The same mechanism can invent a work status, not just a fact. In one of our own workflows an AI assistant was asked to look up the matching LinkedIn profile for every row of a spreadsheet and write each URL into one column — dozens of rows, not a single lookup. It reported the task as done and even gave counts — “14 profiles, 3 emails” — but the column was empty and the returned file was a renamed copy. A confident summary is simply the most plausible next words, so it is no proof that the work happened.

Asking again does not necessarily break the pattern. Depending on the product, a retry may resend the visible conversation, use server-side conversation state, trim or summarise older turns, or reuse cached input. It still generates a new answer and may consume additional tokens or plan limits, even when no usable file is produced.

An AI assistant admitting it reported a spreadsheet task as complete without having written any data into the file. — Real case from our own workflow (screenshot, 2026): the assistant reported counts and a finished file — the target column was still empty.

Reason: is the AI caught in a loop?

In a practical sense, yes — but not the way it feels. The model has no persistent self-awareness of repeating a failure; it can only use the context and state that the application supplies. A new answer may be generated from the full visible history, a truncated or summarised history, or server-managed state. If the workflow does not require the assistant to open the file and verify the saved values, then “done” may remain a plausible response. The loop is not stubbornness; it is missing verification and state checks.

That is why repeating the same question rarely helps, while it keeps burning tokens. What breaks the loop is changing the task, not repeating it: make the result verifiable, ask the assistant to read the saved file back and show the actual cell values, and stop the run when that evidence is missing. See the most common prompting mistakes for how to define a success criterion the model can check.

Why does context help?

Context narrows the search space. If the model knows the audience, goal, constraints, examples and source material, it can produce an answer that fits your situation instead of a generic answer. More context is not always better: irrelevant context can distract the model and increase cost.

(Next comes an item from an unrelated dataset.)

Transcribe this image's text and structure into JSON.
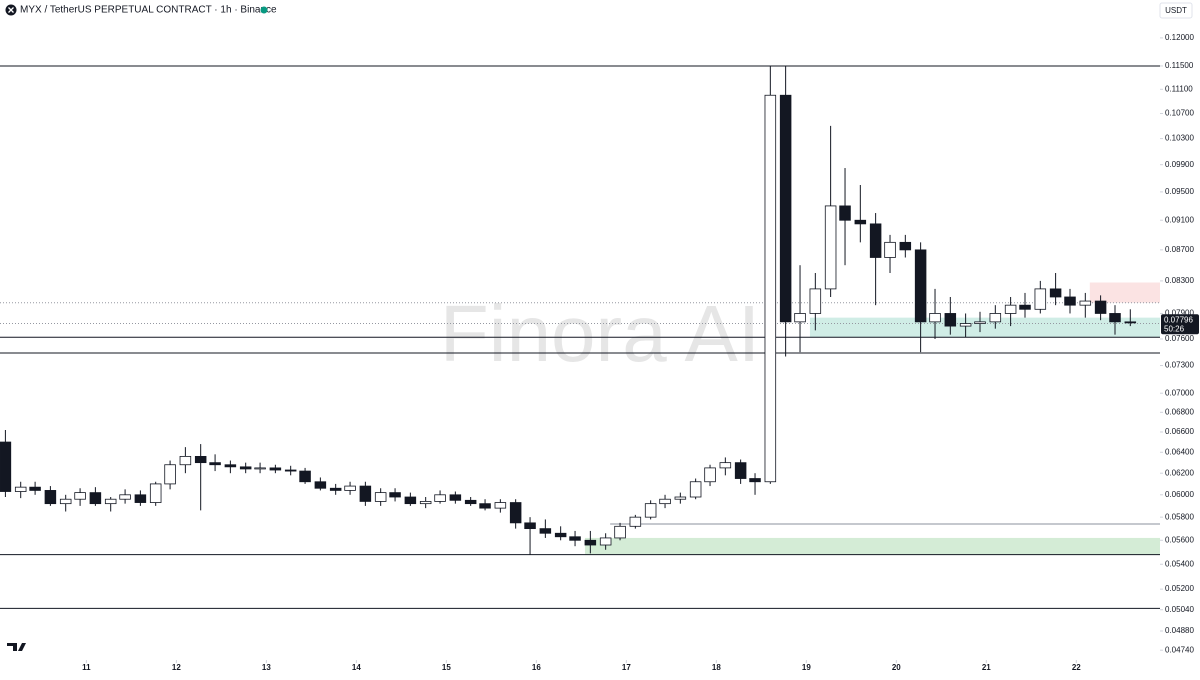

Example: A marketing team gets better ad copy when it includes the product positioning, target customer, banned claims and two successful past ads instead of only saying “write ads”.

Search engine vs. LLM

A search engine retrieves pages and ranks links. An LLM generates an answer from patterns and provided context. Search is better when you need current sources, official pages or multiple perspectives. LLMs are better when you need synthesis, rewriting, reasoning over supplied information or structured drafts. Many strong AI products combine both.

Example: For “latest tax deadline in Zurich”, use search or official sources. For “turn these notes into a polite customer email”, an LLM is the better interface.

Comparison diagram showing how a search engine and an LLM answer the same user question differently. — Search engines return links and sources; LLMs generate direct natural-language answers.

What does “AI understands language” mean?

In everyday language, “understands” means the model can respond appropriately to meaning, tone and structure. Technically, it learned statistical representations that map text patterns to useful outputs. It does not understand like a person with lived experience, intentions or common-sense accountability.

Example: If you write “make this less salesy,” the model can often adjust tone because it has learned patterns of salesy vs. neutral language. That is useful linguistic competence, not human understanding.